Using test set, make predictions and calculate the MAE, MSE and RMSE

Just as with Decision Trees for classification, there are several commonly used metrics for evaluating the performance of our model. The most common metrics are:

  • Mean Absolute Error (MAE)
  • Mean Squared Error (MSE)
  • Root Mean Squared Error (RMSE)

If these look familiar, its likely because you have already seen them before--they are common evaluation metrics for any sort of regression model, and as we can see, Regressions performed with Decision Tree models are no exception!

Since these are common evaluation metrics, sklearn has functions for each of them that we can use to make our job easier. You'll find these functions inside the metrics module. In the cell below, calculate each of the three evaluation metrics listed above!

# Predict and evaluate the predictions


# Code here
Mean Absolute Error: 55.6
Mean Squared Error: 6286.2
Root Mean Squared Error: 79.28555984540942

Level Up - Optional

  • In order to understand and interpret a tree structure, we need some domain knowledge in which the data was generated. That can help us inspect each leaf and investigate/prune the tree based on qualitative analysis.

  • Look at the hyper parameters used in the regression tree, check their values ranges in official doc and try running some optimization by growing a number of trees in a loop.
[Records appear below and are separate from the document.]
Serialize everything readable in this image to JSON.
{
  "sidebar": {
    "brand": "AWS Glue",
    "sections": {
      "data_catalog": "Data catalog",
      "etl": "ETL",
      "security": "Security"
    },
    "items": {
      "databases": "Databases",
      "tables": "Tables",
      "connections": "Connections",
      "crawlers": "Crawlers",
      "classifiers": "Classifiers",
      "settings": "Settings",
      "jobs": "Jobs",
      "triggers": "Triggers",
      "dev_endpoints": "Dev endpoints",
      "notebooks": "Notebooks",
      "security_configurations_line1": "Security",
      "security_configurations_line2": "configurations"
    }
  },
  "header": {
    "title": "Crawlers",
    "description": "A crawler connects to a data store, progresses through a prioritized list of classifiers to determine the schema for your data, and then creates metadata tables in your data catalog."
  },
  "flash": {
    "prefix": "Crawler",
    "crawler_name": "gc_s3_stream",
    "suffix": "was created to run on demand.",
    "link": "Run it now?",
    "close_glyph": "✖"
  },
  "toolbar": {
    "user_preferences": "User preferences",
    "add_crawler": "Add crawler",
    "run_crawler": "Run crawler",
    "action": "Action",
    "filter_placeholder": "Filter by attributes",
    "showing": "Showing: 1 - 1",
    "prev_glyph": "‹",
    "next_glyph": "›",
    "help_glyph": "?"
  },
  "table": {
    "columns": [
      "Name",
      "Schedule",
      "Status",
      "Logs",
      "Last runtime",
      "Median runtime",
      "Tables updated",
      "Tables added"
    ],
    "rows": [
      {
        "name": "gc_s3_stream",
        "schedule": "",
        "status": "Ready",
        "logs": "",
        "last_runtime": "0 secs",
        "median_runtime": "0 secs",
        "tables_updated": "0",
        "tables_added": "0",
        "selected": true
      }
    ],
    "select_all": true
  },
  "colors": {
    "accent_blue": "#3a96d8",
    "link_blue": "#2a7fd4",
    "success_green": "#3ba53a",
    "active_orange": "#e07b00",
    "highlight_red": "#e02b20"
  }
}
  • Use a dataset that you are familiar with and run tree regression to see if you can interpret the results.

  • Check for outliers, try normalization and see the impact on the output

Summary

In this lesson, we developed a tree regressor architecture to train the regressor and predict values for unseen data. We saw that with a vanilla approach, the results were not so great, and this requires further pre-tuning of the model (what we described as hyper parameter optimization OR pruning in the case of trees.